Page 163 of Fearless

My palms meet plush carpet as I drop to the floor, sweeping my leg out. I hear the sound of tearing fabric before Calum topples to the floor, having lost his balance. Fumbling with the dress’s draping layers, I find my dagger beneath and pull it from the sheath.

My chest heaves. Hovering over him, I bring the tip of my blade to his neck. He stares up at me—betrayer, liar, killer of Ordinaries.

Father.

That is the most damning title of them all. And I don’t even know the half of what he’s done.

A thin line of blood stains the dagger’s point.

Do it. Kill him.

“That’s right,” he whispers beneath me. “Do it.”

I bare my teeth.

He has used every person I care about.

“Are you going to kill me or not, Daughter?”

A low growl spills from my throat, driven by hurt and hate. My body trembles.

And then I yank the blade away.

His smile is cold. “You’re so weak—”

The swirling handle of my dagger—my real father’s dagger—connects with Calum’s temple, cutting off his words.

He lies there, unconscious beside a kneeling bride.

Sweat sticks to my brow, and I swipe at it numbly.
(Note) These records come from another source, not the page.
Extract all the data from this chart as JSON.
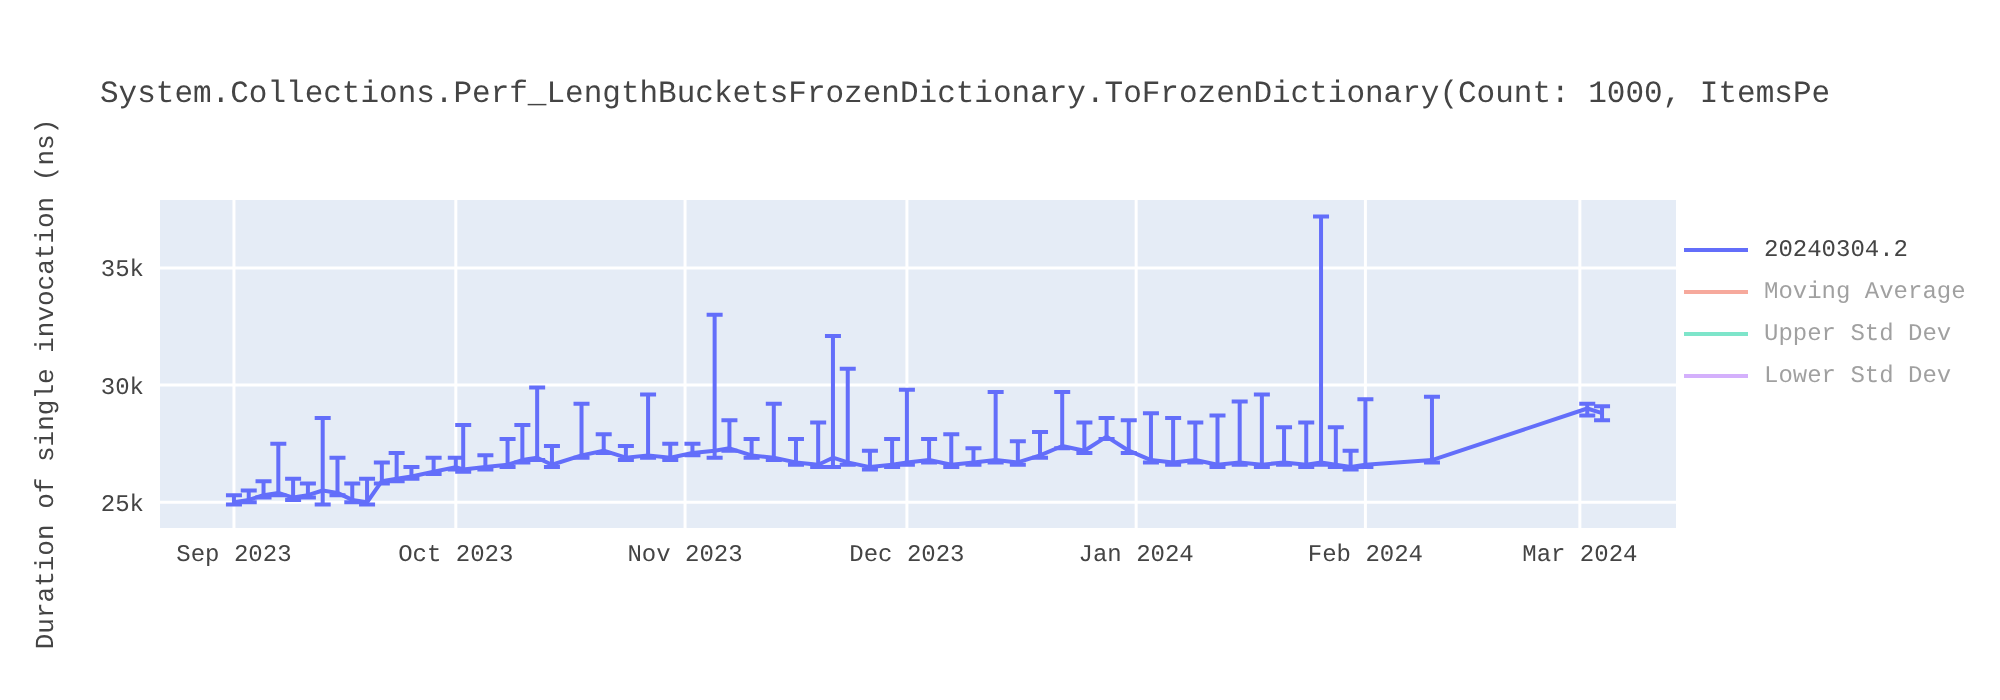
{
  "chart_data": {
    "type": "line",
    "title": "System.Collections.Perf_LengthBucketsFrozenDictionary.ToFrozenDictionary(Count: 1000, ItemsPe",
    "ylabel": "Duration of single invocation (ns)",
    "xlim": [
      "2023-08-22",
      "2024-03-14"
    ],
    "xticks": [
      {
        "value": "2023-09-01",
        "label": "Sep 2023"
      },
      {
        "value": "2023-10-01",
        "label": "Oct 2023"
      },
      {
        "value": "2023-11-01",
        "label": "Nov 2023"
      },
      {
        "value": "2023-12-01",
        "label": "Dec 2023"
      },
      {
        "value": "2024-01-01",
        "label": "Jan 2024"
      },
      {
        "value": "2024-02-01",
        "label": "Feb 2024"
      },
      {
        "value": "2024-03-01",
        "label": "Mar 2024"
      }
    ],
    "ylim": [
      23900,
      37900
    ],
    "yticks": [
      {
        "value": 25000,
        "label": "25k"
      },
      {
        "value": 30000,
        "label": "30k"
      },
      {
        "value": 35000,
        "label": "35k"
      }
    ],
    "grid": true,
    "legend": "top right",
    "marker": "none",
    "line_style": "solid",
    "x": [
      "2023-09-01",
      "2023-09-03",
      "2023-09-05",
      "2023-09-07",
      "2023-09-09",
      "2023-09-11",
      "2023-09-13",
      "2023-09-15",
      "2023-09-17",
      "2023-09-19",
      "2023-09-21",
      "2023-09-23",
      "2023-09-25",
      "2023-09-28",
      "2023-10-01",
      "2023-10-02",
      "2023-10-05",
      "2023-10-08",
      "2023-10-10",
      "2023-10-12",
      "2023-10-14",
      "2023-10-18",
      "2023-10-21",
      "2023-10-24",
      "2023-10-27",
      "2023-10-30",
      "2023-11-02",
      "2023-11-05",
      "2023-11-07",
      "2023-11-10",
      "2023-11-13",
      "2023-11-16",
      "2023-11-19",
      "2023-11-21",
      "2023-11-23",
      "2023-11-26",
      "2023-11-29",
      "2023-12-01",
      "2023-12-04",
      "2023-12-07",
      "2023-12-10",
      "2023-12-13",
      "2023-12-16",
      "2023-12-19",
      "2023-12-22",
      "2023-12-25",
      "2023-12-28",
      "2023-12-31",
      "2024-01-03",
      "2024-01-06",
      "2024-01-09",
      "2024-01-12",
      "2024-01-15",
      "2024-01-18",
      "2024-01-21",
      "2024-01-24",
      "2024-01-26",
      "2024-01-28",
      "2024-01-30",
      "2024-02-01",
      "2024-02-10",
      "2024-03-02",
      "2024-03-04"
    ],
    "series": [
      {
        "name": "20240304.2",
        "color": "#636efa",
        "values": [
          25000,
          25100,
          25300,
          25400,
          25200,
          25300,
          25500,
          25400,
          25100,
          25000,
          25900,
          26000,
          26100,
          26300,
          26500,
          26400,
          26500,
          26600,
          26800,
          26900,
          26600,
          27000,
          27200,
          26900,
          27000,
          26900,
          27100,
          27200,
          27300,
          27000,
          26900,
          26700,
          26600,
          26900,
          26700,
          26500,
          26600,
          26700,
          26800,
          26600,
          26700,
          26800,
          26700,
          27000,
          27400,
          27200,
          27800,
          27200,
          26800,
          26700,
          26800,
          26600,
          26700,
          26600,
          26700,
          26600,
          26700,
          26600,
          26500,
          26600,
          26800,
          29000,
          28800
        ],
        "errors": [
          [
            24900,
            25300
          ],
          [
            25000,
            25500
          ],
          [
            25200,
            25900
          ],
          [
            25300,
            27500
          ],
          [
            25100,
            26000
          ],
          [
            25200,
            25800
          ],
          [
            24900,
            28600
          ],
          [
            25300,
            26900
          ],
          [
            25000,
            25800
          ],
          [
            24900,
            26000
          ],
          [
            25800,
            26700
          ],
          [
            25900,
            27100
          ],
          [
            26000,
            26500
          ],
          [
            26200,
            26900
          ],
          [
            26400,
            26900
          ],
          [
            26300,
            28300
          ],
          [
            26400,
            27000
          ],
          [
            26500,
            27700
          ],
          [
            26700,
            28300
          ],
          [
            26800,
            29900
          ],
          [
            26500,
            27400
          ],
          [
            26900,
            29200
          ],
          [
            27100,
            27900
          ],
          [
            26800,
            27400
          ],
          [
            26900,
            29600
          ],
          [
            26800,
            27500
          ],
          [
            27000,
            27500
          ],
          [
            26900,
            33000
          ],
          [
            27200,
            28500
          ],
          [
            26900,
            27700
          ],
          [
            26800,
            29200
          ],
          [
            26600,
            27700
          ],
          [
            26500,
            28400
          ],
          [
            26500,
            32100
          ],
          [
            26600,
            30700
          ],
          [
            26400,
            27200
          ],
          [
            26500,
            27700
          ],
          [
            26600,
            29800
          ],
          [
            26700,
            27700
          ],
          [
            26500,
            27900
          ],
          [
            26600,
            27300
          ],
          [
            26700,
            29700
          ],
          [
            26600,
            27600
          ],
          [
            26900,
            28000
          ],
          [
            27300,
            29700
          ],
          [
            27100,
            28400
          ],
          [
            27700,
            28600
          ],
          [
            27100,
            28500
          ],
          [
            26700,
            28800
          ],
          [
            26600,
            28600
          ],
          [
            26700,
            28400
          ],
          [
            26500,
            28700
          ],
          [
            26600,
            29300
          ],
          [
            26500,
            29600
          ],
          [
            26600,
            28200
          ],
          [
            26500,
            28400
          ],
          [
            26600,
            37200
          ],
          [
            26500,
            28200
          ],
          [
            26400,
            27200
          ],
          [
            26500,
            29400
          ],
          [
            26700,
            29500
          ],
          [
            28700,
            29200
          ],
          [
            28500,
            29100
          ]
        ]
      },
      {
        "name": "Moving Average",
        "color": "#ef553b",
        "values": [
          null,
          null,
          null,
          null,
          null,
          null,
          null,
          null,
          null,
          null,
          null,
          null,
          null,
          null,
          null,
          null,
          null,
          null,
          null,
          null,
          null,
          null,
          null,
          null,
          null,
          null,
          null,
          null,
          null,
          null,
          null,
          null,
          null,
          null,
          null,
          null,
          null,
          null,
          null,
          null,
          null,
          null,
          null,
          null,
          null,
          null,
          null,
          null,
          null,
          null,
          null,
          null,
          null,
          null,
          null,
          null,
          null,
          null,
          null,
          null,
          null,
          null,
          null
        ]
      },
      {
        "name": "Upper Std Dev",
        "color": "#00cc96",
        "values": [
          null,
          null,
          null,
          null,
          null,
          null,
          null,
          null,
          null,
          null,
          null,
          null,
          null,
          null,
          null,
          null,
          null,
          null,
          null,
          null,
          null,
          null,
          null,
          null,
          null,
          null,
          null,
          null,
          null,
          null,
          null,
          null,
          null,
          null,
          null,
          null,
          null,
          null,
          null,
          null,
          null,
          null,
          null,
          null,
          null,
          null,
          null,
          null,
          null,
          null,
          null,
          null,
          null,
          null,
          null,
          null,
          null,
          null,
          null,
          null,
          null,
          null,
          null
        ]
      },
      {
        "name": "Lower Std Dev",
        "color": "#ab63fa",
        "values": [
          null,
          null,
          null,
          null,
          null,
          null,
          null,
          null,
          null,
          null,
          null,
          null,
          null,
          null,
          null,
          null,
          null,
          null,
          null,
          null,
          null,
          null,
          null,
          null,
          null,
          null,
          null,
          null,
          null,
          null,
          null,
          null,
          null,
          null,
          null,
          null,
          null,
          null,
          null,
          null,
          null,
          null,
          null,
          null,
          null,
          null,
          null,
          null,
          null,
          null,
          null,
          null,
          null,
          null,
          null,
          null,
          null,
          null,
          null,
          null,
          null,
          null,
          null
        ]
      }
    ]
  }
}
The weapon slips from my hand to thud softly against the carpet. My legs shake as I pull them beneath me and force myself off the floor. Fabric flows down my legs, unfurling to my feet in a waterfall of white. I look down to find a large tear slithering up the side of my leg, splitting the lace and exposing a sliver of my skin.

Dazed, I stumble toward the door, head spinning.

I need to tell Kitt.

Throwing the door open, I glance one last time at the scene I’m fleeing.

Notes litter the bed, an open book beside them. The smell of roses grows bitter, life and death, past and present, all mingling in the air. A decaying flower atop a jewelry box, a fresh bouquet decorating the floor. A photograph of a stranger who is suddenly so much more. Calum is sprawled beside the evidence of his treachery—a man who was once my friend, turned Father who is now dead to me.

I step out into the hall and don’t look back again.

Edric

Eighteen years after Iris’s death, Edric sees her again.

Not in body or soul, but rather, a reuniting of something long stolen.

Kitt, obsessively loyal as he was, told the king in passing of his meeting with the Slummer who had saved his Enforcer from a Resistance Silencer. The heir spoke vaguely of her alluring appearance—the dripping silver hair she greeted him at the door with, but more intriguing, her burning blue eyes.

The king, upon hearing each unnecessary detail, thought nothing of the girl who would likely die in his first Trial. Having no clear memory of his mother, Kitt saw little more than a pretty face before him. Any portraits of the late queen were locked away or in the possession of the king, who rarely displayed his lost love. But for the few times Edric allowed his son to admire them, he remembered nothing of note to connect the queen and this contestant.

But Kitt had never memorized the eyes of Iris Moyra quite like his father had.

The first time Edric sees his daughter since she was an embarrassment in his arms is when she confidently takes a seat at his table.

Each contestant has filed into the throne room before his and her majesty make their grand entrance. The sight of Paedyn’s eyes—Iris’s eyes—nearly brings the king to his knees. But with a knack for deceit comes the gift of composure. Edric forces a stoic strength into his voice, addresses his contestants, and sits mere feet from the forgotten princess.

The king has not given thought to her, or the disgrace she had temporarily brought to his name, in eighteen years. But with her blue eyes locked on his, that flood of hatred carves a destructive path to his heart once again. She is more than everything Edric despises—she is his weakness.